Identifying missing values:
#Check for missing values in the data frame
print (df. isnull (). sum ())
Dropping and filling in missing values:
#Dropping rows with missing values
df. dropna ()
# Fill missing values with a specific value
df. fillna (0)
#Filling missed value with a function
df. fillna (df. mean ())
2. Selecting and Filtering of data: Selecting and filtering can be done based on labels, integer positions, or boolean conditions.
#Selecting single-column
df[‘Name’]
#Select multiple columns
df [‘Name’,’ Age’,’ Salary’]
#Filtering rows based on condition
[df[‘salary’] =1000]
#Filtering rows based on multiple conditions
df[(df[‘salary’] ==1000) &(df[‘Age’] == 23)]
#Selecting rows and columns using loc and iloc:
o loc: This is level-based indexing. Data can be selected by row and column labels.
#Selecting rows and columns using label-based indexing
data = df.loc [df [‘Place’ ==’ NY’], [‘Name’,’ Salary’]]
print(data)
o iloc: This is position-based indexing. Data can be selected by row and column numbers.
#Select rows and columns using position-based indexing
data = df. iloc [[0,2,4], [0,1,2]]
print(data)
3. Data Transformation: In Pandas, data transformation techniques such as applying functions, mathematical operations, and string operations are essential for data to meet specific analyses. These methods enable you to create new columns, modify existing columns, and perform complex calculations.
o Applying functions:
# Apply a function to each element of a column
df [Salary Division] = df['Salary']. apply (lambda x: 'High Salary' if x >= 90 else ‘Low Salary')
o Mathematical functions:
#Perform mathematical operations on columns
df[‘Salary’] + 500
o String Operations:
#Perform string operations on columns
df[‘Name’].str.upper()
o Renaming Columns:
#Renaming the column “Name” to “Employe_name”
df. rename (columns = {“Name”:” Employe_name”}, inplace=True)
o Sorting:
#Sort a DataFrame by column
df. sort_values(by=[‘Salary’], ascending =[False])

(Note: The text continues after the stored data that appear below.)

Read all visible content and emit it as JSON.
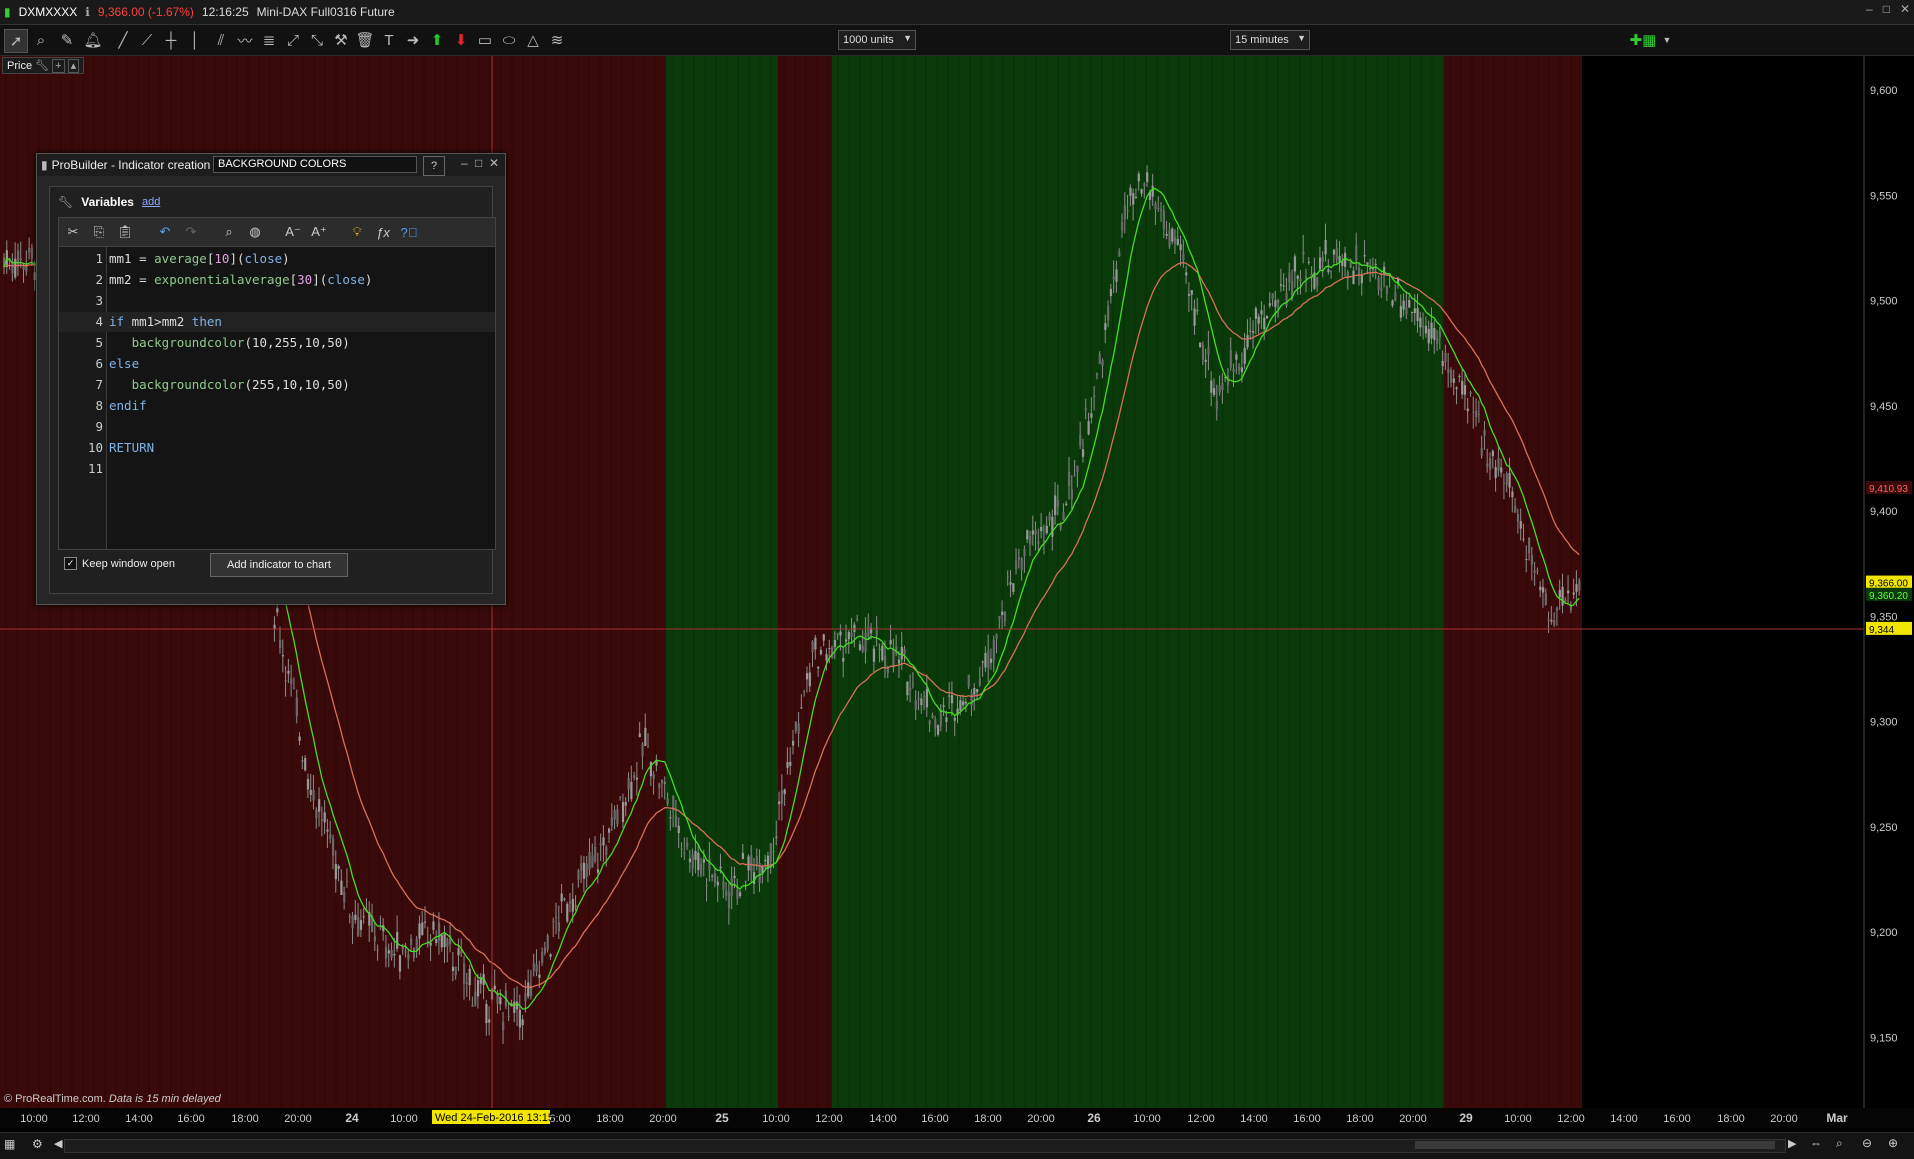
{
  "titlebar": {
    "instrument": "DXMXXXX",
    "price_change": "9,366.00 (-1.67%)",
    "time": "12:16:25",
    "name": "Mini-DAX Full0316 Future"
  },
  "toolbar": {
    "units_value": "1000 units",
    "timeframe_value": "15 minutes"
  },
  "chart": {
    "price_label": "Price",
    "y_ticks": [
      "9,600",
      "9,550",
      "9,500",
      "9,450",
      "9,400",
      "9,350",
      "9,300",
      "9,250",
      "9,200",
      "9,150"
    ],
    "x_ticks": [
      "10:00",
      "12:00",
      "14:00",
      "16:00",
      "18:00",
      "20:00",
      "24",
      "10:00",
      "16:00",
      "18:00",
      "20:00",
      "25",
      "10:00",
      "12:00",
      "14:00",
      "16:00",
      "18:00",
      "20:00",
      "26",
      "10:00",
      "12:00",
      "14:00",
      "16:00",
      "18:00",
      "20:00",
      "29",
      "10:00",
      "12:00",
      "14:00",
      "16:00",
      "18:00",
      "20:00",
      "Mar"
    ],
    "cursor_date": "Wed 24-Feb-2016 13:15",
    "labels": {
      "ema30": "9,410.93",
      "last_price": "9,366.00",
      "ma10": "9,360.20",
      "cursor_price": "9,344"
    },
    "footer_copyright": "© ProRealTime.com",
    "footer_delay": "Data is 15 min delayed",
    "colors": {
      "bullish_background": "#0a3a0a",
      "bearish_background": "#3a0a0a",
      "ma10_line": "#44dd22",
      "ema30_line": "#d8705a",
      "candles": "#8c8c8c",
      "last_price_label": "#f2e600"
    }
  },
  "probuilder": {
    "window_title": "ProBuilder - Indicator creation  -",
    "indicator_name": "BACKGROUND COLORS",
    "variables_label": "Variables",
    "add_link": "add",
    "code_lines": [
      "mm1 = average[10](close)",
      "mm2 = exponentialaverage[30](close)",
      "",
      "if mm1>mm2 then",
      "   backgroundcolor(10,255,10,50)",
      "else",
      "   backgroundcolor(255,10,10,50)",
      "endif",
      "",
      "RETURN",
      ""
    ],
    "line_numbers": [
      "1",
      "2",
      "3",
      "4",
      "5",
      "6",
      "7",
      "8",
      "9",
      "10",
      "11"
    ],
    "keep_window_open": "Keep window open",
    "add_to_chart": "Add indicator to chart"
  }
}
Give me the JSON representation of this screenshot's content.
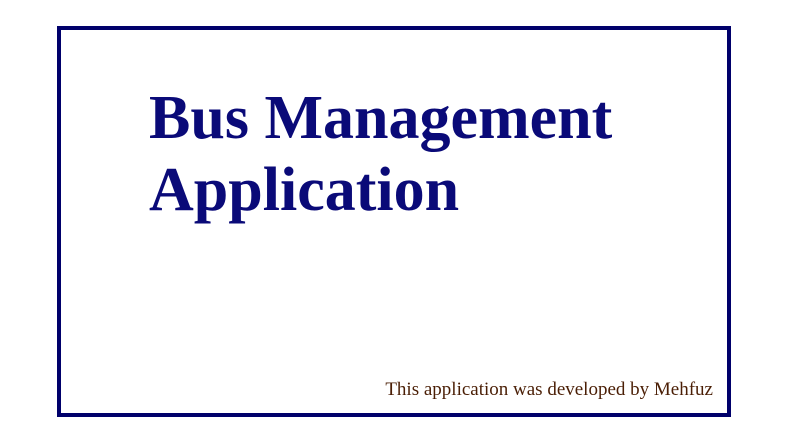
{
  "splash": {
    "title_line1": "Bus Management",
    "title_line2": "Application",
    "credit": "This application was developed by Mehfuz"
  },
  "colors": {
    "border": "#00006b",
    "title": "#0a0a78",
    "credit": "#4a1e05",
    "background": "#ffffff"
  }
}
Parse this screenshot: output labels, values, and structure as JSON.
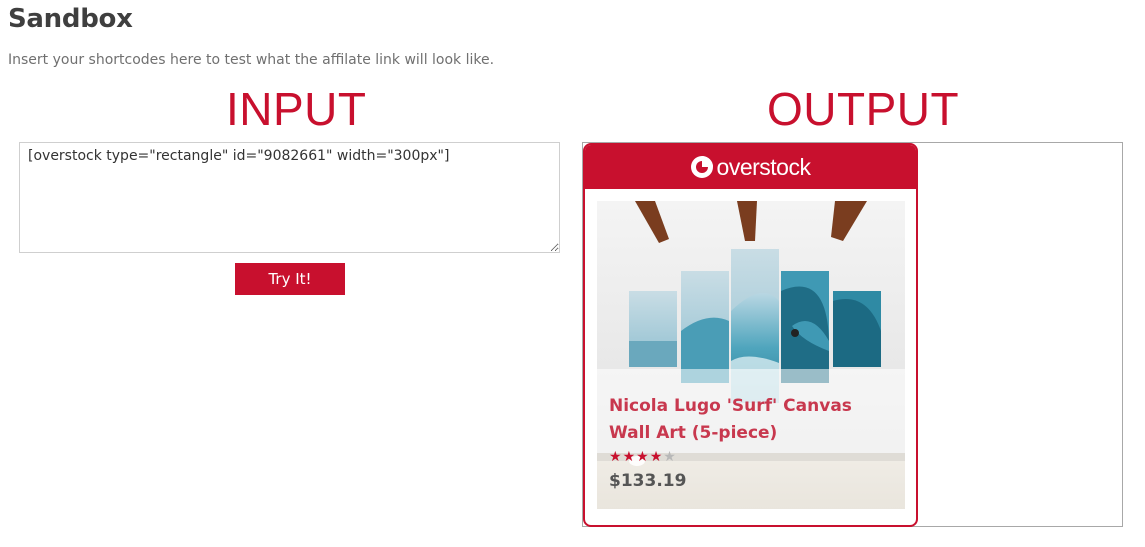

4. Grouping and Aggregation: Aggregation is a process of combining multiple values into a single summary value through operations. The common aggregations are SUM, AVG, MIN, MAX and COUNT. Grouping is a process of categorizing data based on given conditions so that a group of data can be analyzed. After grouping, the aggregation functions can be applied to each group.
#Group the data by Age and calculate the mean salary
data_grouped = df. groupby (‘Age’) [‘Salary’]. mean ()
print(data_grouped)
Conclusion: Many useful tools are being provided by Python to clean, manipulate, and join the data. It helps to fix the missing data, transform, calculate new columns, and transform.
This blog provides a basic overview of Python capabilities which can be extended to complex transformations. Enjoy learning more about Pandas!!